Au-delà de l'expression de notre gratitude, la journée du 8 mai est l'occasion d'une réflexion sur la signification du volontariat dans la société civile d'aujourd'hui. Beaucoup de gens en ont conservé une vision désuète, celle de la charité sur le mode du XIXème siècle, du geste de celui qui a envers celui qui n'a pas. D'où leur réserve vis-à-vis d'un don de s oi qui introduit une hiérarchie dans les rapports sociaux, et qui est, somme toute, gratifiante pour celui ou celle qui se donne bonne conscience. La réalité d'aujourd'hui est tout autre.

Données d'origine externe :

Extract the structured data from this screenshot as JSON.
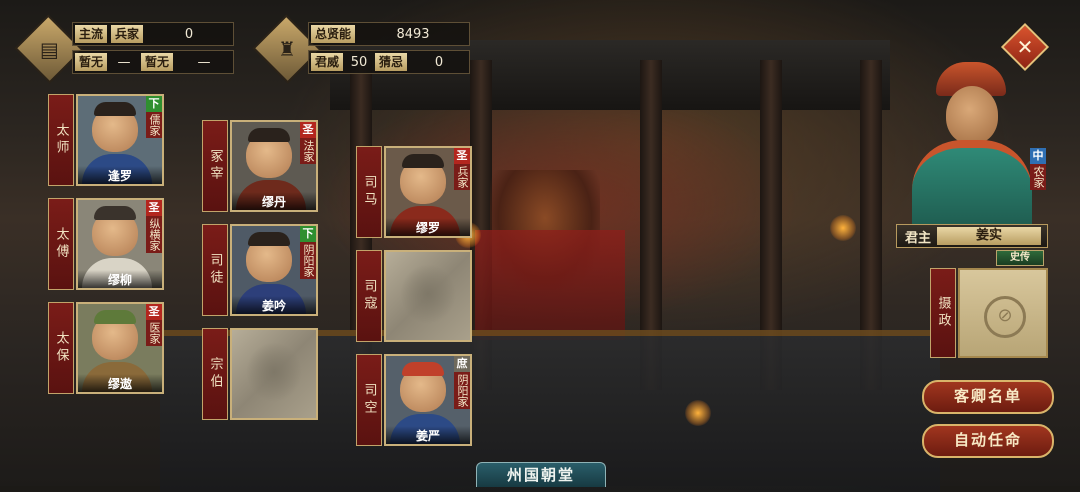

Entendons-nous, il ne s'agit pas de remettre en question l'altruisme de la société d'hier qui a soulagé tant de souffrances. Il convient de prendre conscience que le volontariat d'aujourd'hui est conçu non plus seulement en termes de charité, mais de solidarité, peut-être faudrait-il même dire de responsabilité, celle de s'inquiéter de savoir si la dignité de l'autre est respectée. "Faire du monde entier, de l'homme proche à l'homme le plus lointain notre angoisse" , écrivait un homme de la Croix-Rouge il y plus de cinquante ans, au sortir de la deuxième guerre mondiale. "Faire de l'homme ou de la femme notre raison d'espérer" devrions-nous ajouter, au début du XXIème siècle.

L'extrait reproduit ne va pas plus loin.